RIFLESSIONI su Ecclesiaste 3,25 - 4,17


Assemblea domenica 26 settembre 2010
RIFLESSIONI su Ecclesiaste 3,25 - 4,17

Questo libro sapienziale è tra i più recenti raccolti nella Bibbia, databile all'inizio del II sec. a.C. e redatto, almeno nella sua traduzione greca, in quella città di Alessandria d'Egitto che era allo stesso tempo centro della cultura ellenistica e residenza di una popolosa comunità ebraica.
Si ripropongono qui le stesse tematiche sulla sapienza elaborate nella parte introduttiva del libro dei Proverbi, ma con un approfondimento particolare, collegato al vissuto quotidiano e quindi con riferimenti più concreti.

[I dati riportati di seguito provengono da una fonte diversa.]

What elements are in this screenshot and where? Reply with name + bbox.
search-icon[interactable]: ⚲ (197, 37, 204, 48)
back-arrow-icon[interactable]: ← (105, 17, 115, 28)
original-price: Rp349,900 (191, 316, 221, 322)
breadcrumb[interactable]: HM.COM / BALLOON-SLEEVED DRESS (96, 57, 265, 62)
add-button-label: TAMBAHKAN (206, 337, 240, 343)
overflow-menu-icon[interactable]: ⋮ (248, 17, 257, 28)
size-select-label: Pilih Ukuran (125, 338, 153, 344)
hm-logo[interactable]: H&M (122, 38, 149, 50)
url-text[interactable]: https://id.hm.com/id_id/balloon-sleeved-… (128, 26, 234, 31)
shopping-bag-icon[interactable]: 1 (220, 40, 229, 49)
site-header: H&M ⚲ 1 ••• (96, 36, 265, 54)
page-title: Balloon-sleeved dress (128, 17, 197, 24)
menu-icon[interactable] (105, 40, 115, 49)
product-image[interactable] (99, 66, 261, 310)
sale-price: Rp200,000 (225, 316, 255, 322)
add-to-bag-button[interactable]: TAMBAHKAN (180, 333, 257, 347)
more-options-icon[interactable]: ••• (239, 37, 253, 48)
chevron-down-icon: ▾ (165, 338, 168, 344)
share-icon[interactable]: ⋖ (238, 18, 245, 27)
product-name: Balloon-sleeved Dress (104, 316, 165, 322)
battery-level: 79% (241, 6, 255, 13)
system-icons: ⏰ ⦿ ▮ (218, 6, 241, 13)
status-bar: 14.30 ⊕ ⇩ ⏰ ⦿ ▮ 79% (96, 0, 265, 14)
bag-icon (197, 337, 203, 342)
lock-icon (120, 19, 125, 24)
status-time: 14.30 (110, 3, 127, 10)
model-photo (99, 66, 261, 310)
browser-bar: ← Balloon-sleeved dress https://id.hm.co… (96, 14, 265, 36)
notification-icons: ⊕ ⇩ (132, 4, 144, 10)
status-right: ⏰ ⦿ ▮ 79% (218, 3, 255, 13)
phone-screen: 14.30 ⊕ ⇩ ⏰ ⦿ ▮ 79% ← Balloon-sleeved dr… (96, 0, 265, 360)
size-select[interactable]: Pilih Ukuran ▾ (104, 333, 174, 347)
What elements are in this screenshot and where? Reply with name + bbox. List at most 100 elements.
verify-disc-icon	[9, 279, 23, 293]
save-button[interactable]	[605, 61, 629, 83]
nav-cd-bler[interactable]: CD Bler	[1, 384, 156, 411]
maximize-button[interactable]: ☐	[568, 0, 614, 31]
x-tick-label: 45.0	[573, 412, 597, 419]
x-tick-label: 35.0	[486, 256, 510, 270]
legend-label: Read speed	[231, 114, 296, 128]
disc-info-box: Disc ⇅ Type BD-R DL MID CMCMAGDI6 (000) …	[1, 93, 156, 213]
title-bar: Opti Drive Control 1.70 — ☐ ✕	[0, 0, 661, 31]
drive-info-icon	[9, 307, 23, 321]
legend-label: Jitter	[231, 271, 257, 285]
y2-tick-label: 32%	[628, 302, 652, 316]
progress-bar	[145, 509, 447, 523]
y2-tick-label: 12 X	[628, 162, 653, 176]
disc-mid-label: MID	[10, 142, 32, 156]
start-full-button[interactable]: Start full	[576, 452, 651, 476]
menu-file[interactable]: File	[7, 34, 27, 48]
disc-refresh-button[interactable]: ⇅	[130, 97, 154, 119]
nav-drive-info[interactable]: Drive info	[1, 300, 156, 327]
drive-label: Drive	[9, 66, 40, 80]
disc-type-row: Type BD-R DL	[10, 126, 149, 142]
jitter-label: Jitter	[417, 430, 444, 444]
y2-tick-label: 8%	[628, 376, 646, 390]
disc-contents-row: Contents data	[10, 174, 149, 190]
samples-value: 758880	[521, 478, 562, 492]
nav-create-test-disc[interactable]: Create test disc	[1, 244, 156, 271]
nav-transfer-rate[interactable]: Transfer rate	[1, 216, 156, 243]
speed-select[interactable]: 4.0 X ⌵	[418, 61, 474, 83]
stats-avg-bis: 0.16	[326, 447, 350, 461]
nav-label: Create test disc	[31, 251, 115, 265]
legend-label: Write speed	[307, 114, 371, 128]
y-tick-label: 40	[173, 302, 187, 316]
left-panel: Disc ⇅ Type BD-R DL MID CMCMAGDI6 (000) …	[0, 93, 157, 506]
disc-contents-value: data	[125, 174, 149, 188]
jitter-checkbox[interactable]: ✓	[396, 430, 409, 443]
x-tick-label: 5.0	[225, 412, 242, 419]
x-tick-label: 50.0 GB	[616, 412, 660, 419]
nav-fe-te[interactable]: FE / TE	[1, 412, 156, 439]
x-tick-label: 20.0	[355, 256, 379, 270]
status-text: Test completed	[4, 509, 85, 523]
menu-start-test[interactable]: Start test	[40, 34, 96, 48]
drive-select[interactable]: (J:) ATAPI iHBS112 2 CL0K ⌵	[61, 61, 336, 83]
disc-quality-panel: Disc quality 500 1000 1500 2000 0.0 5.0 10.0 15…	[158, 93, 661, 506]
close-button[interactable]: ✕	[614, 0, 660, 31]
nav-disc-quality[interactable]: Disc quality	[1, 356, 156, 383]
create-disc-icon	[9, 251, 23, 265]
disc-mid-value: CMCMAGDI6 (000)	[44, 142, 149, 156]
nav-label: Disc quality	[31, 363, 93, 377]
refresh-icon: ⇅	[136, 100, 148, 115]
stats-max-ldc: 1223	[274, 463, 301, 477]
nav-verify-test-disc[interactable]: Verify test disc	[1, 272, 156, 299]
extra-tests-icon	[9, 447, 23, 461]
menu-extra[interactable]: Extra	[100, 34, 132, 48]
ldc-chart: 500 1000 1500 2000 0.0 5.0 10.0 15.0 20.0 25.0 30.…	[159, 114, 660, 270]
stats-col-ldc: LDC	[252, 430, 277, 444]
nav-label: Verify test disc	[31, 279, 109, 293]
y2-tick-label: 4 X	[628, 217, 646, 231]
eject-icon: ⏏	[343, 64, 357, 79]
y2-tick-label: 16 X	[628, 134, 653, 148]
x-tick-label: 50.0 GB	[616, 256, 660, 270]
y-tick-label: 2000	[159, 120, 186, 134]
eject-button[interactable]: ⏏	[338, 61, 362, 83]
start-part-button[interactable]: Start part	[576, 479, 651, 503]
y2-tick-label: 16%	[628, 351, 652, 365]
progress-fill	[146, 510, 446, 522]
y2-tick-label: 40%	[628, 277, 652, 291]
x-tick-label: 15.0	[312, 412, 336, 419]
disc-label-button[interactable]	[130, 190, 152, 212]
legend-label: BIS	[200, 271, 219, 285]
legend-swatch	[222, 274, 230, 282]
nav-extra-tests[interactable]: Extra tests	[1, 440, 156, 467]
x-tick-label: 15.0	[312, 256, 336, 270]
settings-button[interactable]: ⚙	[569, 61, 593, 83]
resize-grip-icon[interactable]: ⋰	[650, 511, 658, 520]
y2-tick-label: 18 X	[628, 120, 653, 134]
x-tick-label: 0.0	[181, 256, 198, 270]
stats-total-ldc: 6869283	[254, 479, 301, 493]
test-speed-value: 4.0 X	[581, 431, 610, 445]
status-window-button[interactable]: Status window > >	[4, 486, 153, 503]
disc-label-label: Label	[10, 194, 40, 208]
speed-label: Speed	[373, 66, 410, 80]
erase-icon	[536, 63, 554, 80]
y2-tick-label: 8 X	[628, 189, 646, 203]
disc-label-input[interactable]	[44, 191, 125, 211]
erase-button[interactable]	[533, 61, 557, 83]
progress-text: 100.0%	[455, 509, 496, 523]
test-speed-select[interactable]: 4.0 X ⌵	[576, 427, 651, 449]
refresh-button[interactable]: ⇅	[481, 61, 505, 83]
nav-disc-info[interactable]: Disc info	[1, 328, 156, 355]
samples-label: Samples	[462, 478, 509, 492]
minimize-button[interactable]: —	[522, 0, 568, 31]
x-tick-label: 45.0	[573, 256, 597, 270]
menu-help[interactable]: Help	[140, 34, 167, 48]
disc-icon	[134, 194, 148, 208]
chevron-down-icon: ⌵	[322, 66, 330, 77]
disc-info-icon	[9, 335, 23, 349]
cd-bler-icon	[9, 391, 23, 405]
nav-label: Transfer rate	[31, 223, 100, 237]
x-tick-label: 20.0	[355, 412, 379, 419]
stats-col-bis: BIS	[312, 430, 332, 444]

Viene messo anzitutto in evidenza che la sapienza è contrapposta alla superbia, alla presunzione che può avere l'uomo di possedere la verità. L'uomo superbo non si mette in discussione e quindi non ricerca un metodo di vita più corretto: persiste nei suoi errori ed è per questo che in lui non ci può essere cambiamento in positivo. La superbia rappresenta in definitiva la sua condanna a rimanere sclerotizzato e a non percepire più la vita, che è essenzialmente una forza in continua evoluzione.
Chi invece è attento ai problemi sociali e si adopera per cambiare la situazione delle persone emarginate e sofferenti, trarrà beneficio dalle sue stesse azioni e troverà solidarietà da parte di molti nei momenti di difficoltà. E' elencata una serie di situazioni in cui l'uomo può dare un contributo al miglioramento sociale, dall'aiutare gli indigenti al consolare gli afflitti fino a rispettare le leggi(v.7) ed essere disponibili ad un impegno per liberare gli oppressi dall'ingiustizia e perorare la causa di orfani e vedove.
La saggezza sta tutta qui, in questo impegno concreto dettato dall'amore per la vita che ritorna in sovrabbondanza sull'autore stesso che ha operato secondo saggezza. Da notare che l'autore fa una distinzione molto importante tra conoscenza e saggezza: la conoscenza è solo la premessa della sapienza perché questa è identificata con la correttezza del comportamento e non è affatto teoria astratta. Inoltre il sapiente viene definito "sacerdote di Dio"(v.15), colui che è mediatore tra Dio e la società, colui che introduce nella realtà quotidiana gli ideali, le speranze, tutte quelle dinamiche che conducono a Dio. Ci sono senz'altro molte difficoltà da superare e la tentazione è quella di mollare tutto e di cambiare obiettivi, rifugiarsi nel proprio spazio privato e starsene tranquillo, con meno preoccupazioni.
Se però si persevera nell'impegno, allora si svelano tutti i segreti della sapienza e si penetra in profondità il vero senso della vita. E' questa la testimonianza che ci danno i molti che credono nel progresso civile e umano e che anche oggi si impegnano in questo fino a sacrificare anche la propria vita e i propri interessi individuali. A prescindere dalla loro appartenenza o coscienza religiosa essi sono a tutti gli effetti "ministri di Dio", strumenti di elevazione dell'uomo verso la realtà di Dio-Sapienza.